OLYMPICS / Spotlight

'Grandma vigilantes' on high alert
By Tu Lei
Chinadaily.com.cn Staff Writer
Updated: 2008-08-05 18:37

 


Two security volunteers sit along the Huixin East Road, near the North Fourth Ring Road, August 1, 2008. [Tu Lei/chinadaily.com.cn]

Li Fengqi, 65, sits alertly in the shade of a tree on a street corner with her 70-year-old counterpart Yang Fulan, watching passers-by.

It is half-past-two in the afternoon with a temperature of 30 degrees Celsius, and they have been sitting there patiently for half an hour.

"Mind the suspicious strangers," Said Li, "You see one smoking guy over there is glancing this way and that, watch him, and report to the police station immediately once something is wrong."

Three hundred meters away, there is another group in white and red T-shirts sitting at a community entrance. Like Li Fengqi they are all in the same uniform with "capital security volunteer" emblazoned in red on their backs and red armbands. They have been eyeing Beijing's streets for more than ten days.

Li Fengqi and Yang Fulan are from Huixinli Community in Chaoyang district, an area of 0.98 sq m near the North Forth Ring Road, and less than three kilometers away from the Bird's Nest.


The security volunteers sit along Huixin East Road, near the North Fourth Ring Road, August 1, 2008. [Tu Lei/chinadaily.com.cn]


The community has 550 volunteers with an average age of about 50 years-of-age. They frequent the gates of their neighborhood from eight o'clock till eight in the evening, four hours each day per shift.

To beef up security for the Games, all the communities in Beijing are organizing volunteers, mostly the middle-aged or elderly residents who know their neighbourhood.

Usually, the volunteers in white T-shirts with red collar are responsible for the street safety, and blue T-shirts with white collar standing at the pedestrian crossing is for traffic safety.

"Most of volunteers are over 50 years old, even 70; we cannot say no to them," said Liu Xiaodong, director of the Huixinli Community.
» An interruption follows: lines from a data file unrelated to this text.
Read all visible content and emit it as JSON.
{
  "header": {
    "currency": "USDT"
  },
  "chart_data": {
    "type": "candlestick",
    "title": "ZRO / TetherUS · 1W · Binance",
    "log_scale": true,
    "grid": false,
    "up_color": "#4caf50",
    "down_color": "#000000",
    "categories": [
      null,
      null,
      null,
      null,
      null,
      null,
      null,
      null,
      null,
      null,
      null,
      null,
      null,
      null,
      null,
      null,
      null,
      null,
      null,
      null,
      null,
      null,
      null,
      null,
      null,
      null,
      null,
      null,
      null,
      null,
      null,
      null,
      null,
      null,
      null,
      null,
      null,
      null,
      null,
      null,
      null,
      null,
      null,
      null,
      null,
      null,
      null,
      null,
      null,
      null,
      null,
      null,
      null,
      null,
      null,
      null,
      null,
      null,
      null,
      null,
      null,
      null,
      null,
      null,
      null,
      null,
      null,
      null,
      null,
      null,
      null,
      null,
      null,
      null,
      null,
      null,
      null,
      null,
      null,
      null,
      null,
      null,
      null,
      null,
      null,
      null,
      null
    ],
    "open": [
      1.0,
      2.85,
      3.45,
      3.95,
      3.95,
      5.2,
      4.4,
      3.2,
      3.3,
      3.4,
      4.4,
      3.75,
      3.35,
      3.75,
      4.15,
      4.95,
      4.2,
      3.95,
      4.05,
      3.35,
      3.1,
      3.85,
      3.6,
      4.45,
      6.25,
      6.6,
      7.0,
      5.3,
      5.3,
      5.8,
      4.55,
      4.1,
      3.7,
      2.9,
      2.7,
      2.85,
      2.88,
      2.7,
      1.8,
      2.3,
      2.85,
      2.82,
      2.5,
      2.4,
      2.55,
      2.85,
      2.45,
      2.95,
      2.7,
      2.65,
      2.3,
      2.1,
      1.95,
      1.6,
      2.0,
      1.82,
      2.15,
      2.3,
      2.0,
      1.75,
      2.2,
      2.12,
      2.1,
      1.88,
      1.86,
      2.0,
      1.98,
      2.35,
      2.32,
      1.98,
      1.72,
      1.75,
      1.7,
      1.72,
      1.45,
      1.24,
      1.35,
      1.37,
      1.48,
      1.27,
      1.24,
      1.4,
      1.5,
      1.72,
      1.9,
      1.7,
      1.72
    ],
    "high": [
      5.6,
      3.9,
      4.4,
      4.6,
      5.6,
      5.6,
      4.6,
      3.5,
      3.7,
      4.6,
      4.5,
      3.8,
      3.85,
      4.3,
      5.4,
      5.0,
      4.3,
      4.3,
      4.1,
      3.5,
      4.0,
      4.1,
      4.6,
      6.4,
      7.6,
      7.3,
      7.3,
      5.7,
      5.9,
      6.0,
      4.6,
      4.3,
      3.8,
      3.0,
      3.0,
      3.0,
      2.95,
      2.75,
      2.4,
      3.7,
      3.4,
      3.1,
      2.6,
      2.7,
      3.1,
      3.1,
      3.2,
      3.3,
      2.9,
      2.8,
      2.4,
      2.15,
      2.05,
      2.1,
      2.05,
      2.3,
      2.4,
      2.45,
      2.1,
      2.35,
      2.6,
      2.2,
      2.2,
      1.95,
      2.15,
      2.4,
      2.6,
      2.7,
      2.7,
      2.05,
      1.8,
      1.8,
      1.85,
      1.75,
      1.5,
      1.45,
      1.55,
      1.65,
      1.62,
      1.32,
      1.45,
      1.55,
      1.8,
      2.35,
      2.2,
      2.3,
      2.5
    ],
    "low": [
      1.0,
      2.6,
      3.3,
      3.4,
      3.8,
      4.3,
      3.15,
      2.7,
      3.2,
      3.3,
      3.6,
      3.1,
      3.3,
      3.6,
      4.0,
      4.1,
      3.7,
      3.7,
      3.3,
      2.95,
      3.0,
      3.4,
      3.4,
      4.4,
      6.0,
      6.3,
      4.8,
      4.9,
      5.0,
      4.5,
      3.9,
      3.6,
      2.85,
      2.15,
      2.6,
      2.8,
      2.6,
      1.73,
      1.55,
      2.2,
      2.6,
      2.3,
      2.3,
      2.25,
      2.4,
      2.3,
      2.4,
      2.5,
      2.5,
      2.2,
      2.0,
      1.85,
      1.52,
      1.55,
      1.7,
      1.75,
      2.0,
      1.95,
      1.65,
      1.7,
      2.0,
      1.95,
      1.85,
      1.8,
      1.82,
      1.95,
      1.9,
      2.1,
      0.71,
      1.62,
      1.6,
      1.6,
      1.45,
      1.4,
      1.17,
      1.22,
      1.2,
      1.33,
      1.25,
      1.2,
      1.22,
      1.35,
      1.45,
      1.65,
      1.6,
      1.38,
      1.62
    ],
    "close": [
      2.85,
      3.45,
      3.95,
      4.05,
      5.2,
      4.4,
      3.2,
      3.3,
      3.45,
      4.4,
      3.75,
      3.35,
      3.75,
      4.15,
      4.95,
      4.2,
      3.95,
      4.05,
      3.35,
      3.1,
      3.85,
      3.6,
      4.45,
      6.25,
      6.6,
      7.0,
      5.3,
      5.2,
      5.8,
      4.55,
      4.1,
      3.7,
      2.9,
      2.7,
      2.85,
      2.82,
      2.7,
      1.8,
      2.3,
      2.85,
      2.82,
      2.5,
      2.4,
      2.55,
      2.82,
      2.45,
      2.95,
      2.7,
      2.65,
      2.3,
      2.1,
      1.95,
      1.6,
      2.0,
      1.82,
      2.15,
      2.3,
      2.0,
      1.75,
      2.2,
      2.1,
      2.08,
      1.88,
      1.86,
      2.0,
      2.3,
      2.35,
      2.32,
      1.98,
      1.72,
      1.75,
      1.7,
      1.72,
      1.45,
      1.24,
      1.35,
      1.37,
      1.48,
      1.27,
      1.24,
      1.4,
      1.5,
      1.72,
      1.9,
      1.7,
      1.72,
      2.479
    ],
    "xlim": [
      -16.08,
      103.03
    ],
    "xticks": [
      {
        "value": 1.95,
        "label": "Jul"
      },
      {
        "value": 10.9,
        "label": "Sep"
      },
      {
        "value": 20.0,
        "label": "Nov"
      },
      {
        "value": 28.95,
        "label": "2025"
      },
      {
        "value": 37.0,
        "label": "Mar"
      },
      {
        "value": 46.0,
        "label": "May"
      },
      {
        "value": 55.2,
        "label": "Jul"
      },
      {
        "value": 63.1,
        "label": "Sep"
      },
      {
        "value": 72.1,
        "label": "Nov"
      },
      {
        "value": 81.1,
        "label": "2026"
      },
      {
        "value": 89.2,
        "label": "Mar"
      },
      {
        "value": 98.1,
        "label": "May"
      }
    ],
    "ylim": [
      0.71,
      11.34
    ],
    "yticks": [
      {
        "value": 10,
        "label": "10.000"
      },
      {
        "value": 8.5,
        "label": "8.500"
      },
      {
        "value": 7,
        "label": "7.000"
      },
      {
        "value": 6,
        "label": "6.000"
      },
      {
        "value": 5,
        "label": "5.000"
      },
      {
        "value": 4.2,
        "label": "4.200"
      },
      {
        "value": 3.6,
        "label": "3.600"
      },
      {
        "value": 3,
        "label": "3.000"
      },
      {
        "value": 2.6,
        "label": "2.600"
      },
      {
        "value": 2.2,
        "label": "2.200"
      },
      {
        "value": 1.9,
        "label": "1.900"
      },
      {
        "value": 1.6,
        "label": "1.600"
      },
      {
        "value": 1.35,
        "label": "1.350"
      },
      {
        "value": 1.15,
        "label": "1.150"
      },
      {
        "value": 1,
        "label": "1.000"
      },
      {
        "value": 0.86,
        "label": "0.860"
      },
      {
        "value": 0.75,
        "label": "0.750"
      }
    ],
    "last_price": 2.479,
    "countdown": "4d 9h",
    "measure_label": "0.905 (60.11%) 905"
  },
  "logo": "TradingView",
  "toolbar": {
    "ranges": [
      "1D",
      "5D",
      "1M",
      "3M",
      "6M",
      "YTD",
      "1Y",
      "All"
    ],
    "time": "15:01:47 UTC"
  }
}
His telephone keeps ringing every two minutes. "They get no pay but we provide a uniform and some medicine for heatstroke."

"We received quite a lot calls for joining the volunteer group every day, even one grandma who has recently left hospital," added Liu.

For decades, Beijing has been known to have an army of neighborhood security volunteers, nicknamed "grandma vigilantes". They are often seen with red armbands in residential areas, even before the Olympic Games period. They check the community sanitation amenities and mediate neighborhood and family relations. They are important in maintaining the community security and stability.